Yes. Well, sort of. We are not enforcing it, we are pointing out that it
needs to be done to make content accessible to people with disabilities. If
your society (nation, state, local club, household) requires you to make
things accessible to people with disabilities we are creating the technical
resource that explains what you need to do. You maythen choose how to use
that resource in relation to the customs, rules and taboos of that society.

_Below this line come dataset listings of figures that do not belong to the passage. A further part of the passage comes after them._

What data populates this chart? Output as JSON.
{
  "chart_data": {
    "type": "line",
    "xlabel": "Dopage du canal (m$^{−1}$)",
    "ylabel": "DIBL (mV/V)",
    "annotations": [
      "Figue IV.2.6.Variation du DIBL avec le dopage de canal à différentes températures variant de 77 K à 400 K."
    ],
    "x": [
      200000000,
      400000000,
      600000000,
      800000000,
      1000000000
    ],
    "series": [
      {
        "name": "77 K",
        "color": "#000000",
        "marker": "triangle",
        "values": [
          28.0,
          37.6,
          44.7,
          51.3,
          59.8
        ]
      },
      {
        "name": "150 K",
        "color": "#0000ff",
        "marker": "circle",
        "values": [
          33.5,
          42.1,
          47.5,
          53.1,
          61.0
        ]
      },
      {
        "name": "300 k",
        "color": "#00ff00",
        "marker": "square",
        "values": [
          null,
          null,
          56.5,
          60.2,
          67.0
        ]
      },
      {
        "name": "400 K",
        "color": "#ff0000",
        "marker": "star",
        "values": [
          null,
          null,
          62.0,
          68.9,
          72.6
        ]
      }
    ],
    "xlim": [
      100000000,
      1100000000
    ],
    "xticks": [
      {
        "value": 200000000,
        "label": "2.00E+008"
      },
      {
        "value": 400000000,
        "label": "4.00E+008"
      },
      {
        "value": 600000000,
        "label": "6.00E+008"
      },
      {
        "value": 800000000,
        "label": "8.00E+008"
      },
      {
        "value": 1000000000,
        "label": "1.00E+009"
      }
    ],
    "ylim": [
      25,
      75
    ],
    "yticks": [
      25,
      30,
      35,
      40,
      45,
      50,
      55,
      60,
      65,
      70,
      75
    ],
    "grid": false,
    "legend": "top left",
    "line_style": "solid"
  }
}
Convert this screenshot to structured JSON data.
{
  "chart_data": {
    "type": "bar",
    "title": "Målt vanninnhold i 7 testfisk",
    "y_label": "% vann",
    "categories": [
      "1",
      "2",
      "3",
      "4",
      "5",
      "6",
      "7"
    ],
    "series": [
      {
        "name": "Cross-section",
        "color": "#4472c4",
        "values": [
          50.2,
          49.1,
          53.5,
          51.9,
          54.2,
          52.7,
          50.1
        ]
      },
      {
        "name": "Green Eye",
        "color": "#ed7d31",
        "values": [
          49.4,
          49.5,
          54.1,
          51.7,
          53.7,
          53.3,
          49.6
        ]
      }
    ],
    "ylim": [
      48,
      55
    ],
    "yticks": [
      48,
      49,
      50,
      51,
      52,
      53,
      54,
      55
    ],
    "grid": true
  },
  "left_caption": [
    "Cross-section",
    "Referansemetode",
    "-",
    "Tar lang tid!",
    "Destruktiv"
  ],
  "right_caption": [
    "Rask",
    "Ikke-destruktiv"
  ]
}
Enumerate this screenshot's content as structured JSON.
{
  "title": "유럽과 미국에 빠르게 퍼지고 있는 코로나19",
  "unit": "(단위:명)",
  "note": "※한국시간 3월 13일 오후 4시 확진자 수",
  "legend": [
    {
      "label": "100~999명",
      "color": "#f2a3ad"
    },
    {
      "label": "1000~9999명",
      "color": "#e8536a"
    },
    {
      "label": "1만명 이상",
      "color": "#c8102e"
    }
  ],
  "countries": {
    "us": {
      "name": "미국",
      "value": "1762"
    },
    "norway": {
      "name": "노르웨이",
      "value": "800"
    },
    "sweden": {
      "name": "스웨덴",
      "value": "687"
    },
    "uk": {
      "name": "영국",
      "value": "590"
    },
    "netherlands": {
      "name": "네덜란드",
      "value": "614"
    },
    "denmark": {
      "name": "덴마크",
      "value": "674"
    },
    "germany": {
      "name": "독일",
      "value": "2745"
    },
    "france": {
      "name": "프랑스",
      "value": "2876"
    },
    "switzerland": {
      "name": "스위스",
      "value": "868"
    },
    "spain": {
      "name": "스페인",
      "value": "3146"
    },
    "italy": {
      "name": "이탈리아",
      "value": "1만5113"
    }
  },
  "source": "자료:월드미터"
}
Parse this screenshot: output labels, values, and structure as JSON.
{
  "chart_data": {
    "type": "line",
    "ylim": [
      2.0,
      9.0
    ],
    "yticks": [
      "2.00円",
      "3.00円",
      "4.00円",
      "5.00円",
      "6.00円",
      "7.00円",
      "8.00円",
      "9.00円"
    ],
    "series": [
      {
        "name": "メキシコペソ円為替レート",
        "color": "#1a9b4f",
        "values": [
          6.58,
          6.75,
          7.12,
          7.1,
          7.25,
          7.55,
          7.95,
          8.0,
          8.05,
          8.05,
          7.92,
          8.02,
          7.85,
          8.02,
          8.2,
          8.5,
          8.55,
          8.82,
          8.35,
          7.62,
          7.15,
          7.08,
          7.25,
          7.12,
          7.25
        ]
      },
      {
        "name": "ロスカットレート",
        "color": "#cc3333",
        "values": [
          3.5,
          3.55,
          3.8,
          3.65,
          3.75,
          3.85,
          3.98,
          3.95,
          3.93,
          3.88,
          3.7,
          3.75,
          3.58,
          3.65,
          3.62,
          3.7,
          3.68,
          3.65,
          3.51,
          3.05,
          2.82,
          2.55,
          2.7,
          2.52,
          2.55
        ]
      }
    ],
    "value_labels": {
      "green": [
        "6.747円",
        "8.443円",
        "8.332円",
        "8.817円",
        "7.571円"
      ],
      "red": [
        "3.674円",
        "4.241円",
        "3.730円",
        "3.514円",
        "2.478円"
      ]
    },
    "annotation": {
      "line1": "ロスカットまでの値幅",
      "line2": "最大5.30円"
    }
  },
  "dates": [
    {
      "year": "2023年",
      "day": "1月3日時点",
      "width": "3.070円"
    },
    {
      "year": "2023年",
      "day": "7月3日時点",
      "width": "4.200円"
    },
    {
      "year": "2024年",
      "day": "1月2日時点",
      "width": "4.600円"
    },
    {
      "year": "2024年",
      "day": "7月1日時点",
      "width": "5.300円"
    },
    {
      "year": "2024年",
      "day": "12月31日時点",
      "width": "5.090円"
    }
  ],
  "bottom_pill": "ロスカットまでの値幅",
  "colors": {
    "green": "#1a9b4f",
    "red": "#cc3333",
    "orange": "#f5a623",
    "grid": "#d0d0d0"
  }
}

One of those symbolic systems we require is text. 3.4 is an attempt (and I
agree, at this stage it is far from complete or effective) to provide
guidance for another symbolic system. The Deaf community where I live aren't
very interested in text, becuase it is not very comprehensible. They have a
symbolic system of language (Auslan, a sign language), they are mostly fond
of graphic comunication in general which they find comprehensible (gross
generalisation warning). If you want an effective way to make content
accessible to this group, provide it in signed form. Or at least in
graphic-rich form.

I can't force people to make stuff accessible. I can tell them how (to the
best of my knowledge, which is mostly borrowed from the whole of this group,
and then summarised by me). WCAG is in the same situation.

cheers

Charles

On Wed, 1 Aug 2001, Joel Sanda wrote:

  Anne -

  Any method of representing one thing with another is a symbolic system of
  expression. But that means pure text is symbolic, as well - as is all
  language. The fear many of have, though, is that we're enforcing methods
of
  expression onto developers and content authors.